Inevitably dubbed the "strawmato", this new hybrid is expected to be on the shelf at a Marks & Spencer near you sometime next year as part of a new wave of "designer tomatoes" designed to tempt the palates of jaded consumers.

Also due to be sold by Marks & Spencer later this year will be green and red striped, "zebra" tomatoes and the misshapen, green, so-called "ugly" tomato from southern Spain - which its growers claim are the sweetest of all.

These days, less than half of the tomatoes grown in this country are the traditional, round, medium-sized varieties that have adorned the salad bowl since time immemorial. New types and varieties such as plum, cherry or yellow tomatoes now dominate both the growers and supermarket shelves.

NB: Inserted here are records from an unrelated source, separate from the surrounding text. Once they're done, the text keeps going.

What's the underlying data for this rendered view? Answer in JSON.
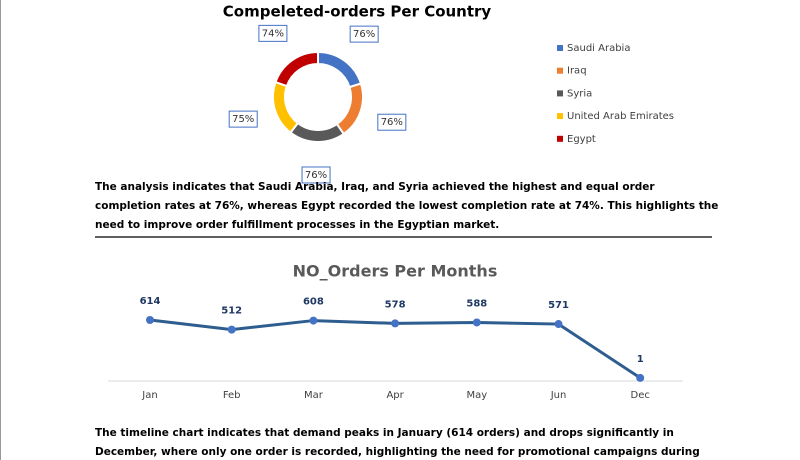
{
  "chart_data": [
    {
      "type": "donut",
      "title": "Compeleted-orders Per Country",
      "categories": [
        "Saudi Arabia",
        "Iraq",
        "Syria",
        "United Arab Emirates",
        "Egypt"
      ],
      "values": [
        76,
        76,
        76,
        75,
        74
      ],
      "value_labels": [
        "76%",
        "76%",
        "76%",
        "75%",
        "74%"
      ],
      "colors": [
        "#4472c4",
        "#ed7d31",
        "#595959",
        "#ffc000",
        "#c00000"
      ]
    },
    {
      "type": "line",
      "title": "NO_Orders Per Months",
      "categories": [
        "Jan",
        "Feb",
        "Mar",
        "Apr",
        "May",
        "Jun",
        "Dec"
      ],
      "values": [
        614,
        512,
        608,
        578,
        588,
        571,
        1
      ],
      "color": "#2e5d8f"
    }
  ],
  "paragraphs": [
    "The analysis indicates that Saudi Arabia, Iraq, and Syria achieved the highest and equal order completion rates at 76%, whereas Egypt recorded the lowest completion rate at 74%. This highlights the need to improve order fulfillment processes in the Egyptian market.",
    "The timeline chart indicates that demand peaks in January (614 orders) and drops significantly in December, where only one order is recorded, highlighting the need for promotional campaigns during December."
  ]
}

Peter Ireland, M&S's fruit buyer, said: "People are getting more adventurous and want to try different varieties of tomato. They want tomatoes which look unusual and exciting to put in the salad bowl. The strawberry tomato looks fantastic and it also has a great taste - it can be eaten on its own or in salad."

It remains to be seen whether consumers will take to the small, sweet tomatoes: visitors to a gathering of the tomato trade in Sicily last week were offered them dipped in melted chocolate.

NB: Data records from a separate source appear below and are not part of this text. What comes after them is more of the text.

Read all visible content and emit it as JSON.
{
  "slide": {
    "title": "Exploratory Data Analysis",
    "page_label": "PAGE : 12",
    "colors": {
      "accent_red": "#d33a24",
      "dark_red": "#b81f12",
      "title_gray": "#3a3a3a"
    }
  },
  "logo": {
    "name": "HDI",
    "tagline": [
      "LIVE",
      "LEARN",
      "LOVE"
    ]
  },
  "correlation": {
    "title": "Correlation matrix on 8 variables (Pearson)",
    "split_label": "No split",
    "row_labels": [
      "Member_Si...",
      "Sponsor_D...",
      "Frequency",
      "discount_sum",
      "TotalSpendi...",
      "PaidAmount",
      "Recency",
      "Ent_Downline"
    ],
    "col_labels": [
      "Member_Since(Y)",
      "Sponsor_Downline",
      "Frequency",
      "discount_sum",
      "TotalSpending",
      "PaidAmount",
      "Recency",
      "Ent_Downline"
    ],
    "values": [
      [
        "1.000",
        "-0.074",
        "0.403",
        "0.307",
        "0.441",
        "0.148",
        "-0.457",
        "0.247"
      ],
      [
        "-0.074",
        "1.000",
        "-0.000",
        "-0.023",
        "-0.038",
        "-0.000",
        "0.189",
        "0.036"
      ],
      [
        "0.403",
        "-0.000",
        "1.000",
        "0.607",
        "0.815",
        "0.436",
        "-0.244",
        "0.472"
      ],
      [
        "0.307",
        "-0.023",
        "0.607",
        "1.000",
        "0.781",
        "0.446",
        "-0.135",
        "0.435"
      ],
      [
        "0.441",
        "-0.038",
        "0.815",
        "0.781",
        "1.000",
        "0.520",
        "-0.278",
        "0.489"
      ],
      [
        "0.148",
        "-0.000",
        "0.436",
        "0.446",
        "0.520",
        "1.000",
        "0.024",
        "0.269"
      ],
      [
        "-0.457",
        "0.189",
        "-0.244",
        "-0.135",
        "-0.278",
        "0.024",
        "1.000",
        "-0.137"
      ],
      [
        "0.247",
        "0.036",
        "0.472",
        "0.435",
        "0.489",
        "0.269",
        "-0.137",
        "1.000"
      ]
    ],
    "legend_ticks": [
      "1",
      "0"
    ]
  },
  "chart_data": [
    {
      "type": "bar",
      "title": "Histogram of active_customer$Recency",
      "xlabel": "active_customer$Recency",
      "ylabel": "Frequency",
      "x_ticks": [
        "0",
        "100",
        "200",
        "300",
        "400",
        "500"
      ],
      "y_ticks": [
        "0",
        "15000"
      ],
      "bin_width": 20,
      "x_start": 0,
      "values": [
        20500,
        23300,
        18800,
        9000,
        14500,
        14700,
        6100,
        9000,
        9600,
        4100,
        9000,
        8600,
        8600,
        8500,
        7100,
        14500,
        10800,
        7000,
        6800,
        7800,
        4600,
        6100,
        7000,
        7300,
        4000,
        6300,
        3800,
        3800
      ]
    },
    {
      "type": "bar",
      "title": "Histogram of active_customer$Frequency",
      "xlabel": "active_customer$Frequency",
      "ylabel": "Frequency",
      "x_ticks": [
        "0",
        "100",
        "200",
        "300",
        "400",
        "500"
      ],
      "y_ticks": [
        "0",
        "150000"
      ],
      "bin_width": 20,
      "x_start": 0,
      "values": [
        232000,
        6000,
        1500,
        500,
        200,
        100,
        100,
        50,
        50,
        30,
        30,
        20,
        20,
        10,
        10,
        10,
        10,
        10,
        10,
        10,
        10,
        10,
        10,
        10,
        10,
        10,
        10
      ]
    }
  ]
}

Bernard Sparkes, development executive with Melrow Salads, the Lancashire-based company that has bred the new tomato, said the new breed may take a little while to get into the shops: "We are not letting it out until we are quite satisfied. We expect it to be on the shelves within a year, but it might be two years. And I think we will be calling it the strawmato.''

Mr Sparkes, who was involved in the introduction of the cherry tomato into Britain by M&S more than 20 years ago, said he was "equally excited" by the other tomatoes. "I think they will knock the socks off consumers."

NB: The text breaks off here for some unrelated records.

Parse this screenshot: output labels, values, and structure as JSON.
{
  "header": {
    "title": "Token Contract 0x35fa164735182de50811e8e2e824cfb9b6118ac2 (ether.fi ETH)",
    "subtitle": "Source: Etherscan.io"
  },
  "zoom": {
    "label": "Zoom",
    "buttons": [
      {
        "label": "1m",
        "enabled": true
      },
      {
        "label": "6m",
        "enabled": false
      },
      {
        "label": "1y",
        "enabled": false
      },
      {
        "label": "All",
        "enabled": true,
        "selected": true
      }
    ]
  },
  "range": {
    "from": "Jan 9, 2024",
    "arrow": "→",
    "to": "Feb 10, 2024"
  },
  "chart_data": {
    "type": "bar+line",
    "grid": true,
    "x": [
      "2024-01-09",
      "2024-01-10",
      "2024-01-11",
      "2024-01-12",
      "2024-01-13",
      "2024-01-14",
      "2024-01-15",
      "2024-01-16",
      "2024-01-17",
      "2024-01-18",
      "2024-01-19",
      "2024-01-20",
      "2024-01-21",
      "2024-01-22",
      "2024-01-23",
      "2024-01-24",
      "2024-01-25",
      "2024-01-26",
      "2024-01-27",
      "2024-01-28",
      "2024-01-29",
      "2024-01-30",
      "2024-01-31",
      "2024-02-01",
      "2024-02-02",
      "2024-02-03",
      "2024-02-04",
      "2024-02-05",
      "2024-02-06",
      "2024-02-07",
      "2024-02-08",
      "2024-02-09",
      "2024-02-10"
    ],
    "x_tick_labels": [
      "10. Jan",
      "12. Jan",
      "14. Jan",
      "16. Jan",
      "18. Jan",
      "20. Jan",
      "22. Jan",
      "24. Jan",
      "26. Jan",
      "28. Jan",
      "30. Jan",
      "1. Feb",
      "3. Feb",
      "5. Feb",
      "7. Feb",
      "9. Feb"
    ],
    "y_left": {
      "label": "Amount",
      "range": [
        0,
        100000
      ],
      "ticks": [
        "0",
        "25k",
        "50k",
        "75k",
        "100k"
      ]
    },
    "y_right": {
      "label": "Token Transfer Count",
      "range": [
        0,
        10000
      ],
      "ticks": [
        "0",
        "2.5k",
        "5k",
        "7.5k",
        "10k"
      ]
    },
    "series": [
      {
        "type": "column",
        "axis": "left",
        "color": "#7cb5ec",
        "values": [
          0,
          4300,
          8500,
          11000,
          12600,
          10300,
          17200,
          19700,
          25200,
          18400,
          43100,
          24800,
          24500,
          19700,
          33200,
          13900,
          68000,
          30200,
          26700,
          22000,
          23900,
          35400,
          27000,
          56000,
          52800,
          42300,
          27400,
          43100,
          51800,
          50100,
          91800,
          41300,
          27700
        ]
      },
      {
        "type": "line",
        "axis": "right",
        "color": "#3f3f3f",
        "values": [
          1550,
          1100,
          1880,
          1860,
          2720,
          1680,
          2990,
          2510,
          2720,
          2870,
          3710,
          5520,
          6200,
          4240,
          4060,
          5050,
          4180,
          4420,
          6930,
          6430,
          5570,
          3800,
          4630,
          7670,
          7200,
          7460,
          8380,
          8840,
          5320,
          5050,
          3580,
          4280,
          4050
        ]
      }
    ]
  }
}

The "zebra", grown from a new seed variety, would be best for roasting or grilling, he said, while the "ugly" was a traditional Spanish tomato, normally sliced on to, or rubbed into, bread and served with olive oil and salt. "It's been around for a long while, but we just haven't been able to find a good source of supplier."

While Spain and Italy have long been considered by gourmets to be the home of the best tomatoes, Gerry Hayman of the British Tomato Growers Association maintained that domestically produced ones could now stand comparison on flavour, even though they only account for about a third of the 400,000 tons eaten in Britain each year.

"The market has changed dramatically over the past five years, with the introduction of plum and vine tomatoes, and this move reflects the fact that retailers are always looking for that little bit extra to tempt consumers," Mr Hayman said.

"Marks & Spencer cannot compete on price with the larger supermarkets, so they have to try and go one better. Although there are traditional varieties which do look strawberry shaped, the problem has been that the yield is fairly low and they are not so resistant to pests, which do not make them economically viable," Mr Hayman added.

"That's why they are looking for new types. I'm not sure that I want to try these new ones with chocolate though - it's a bit of an acquired taste."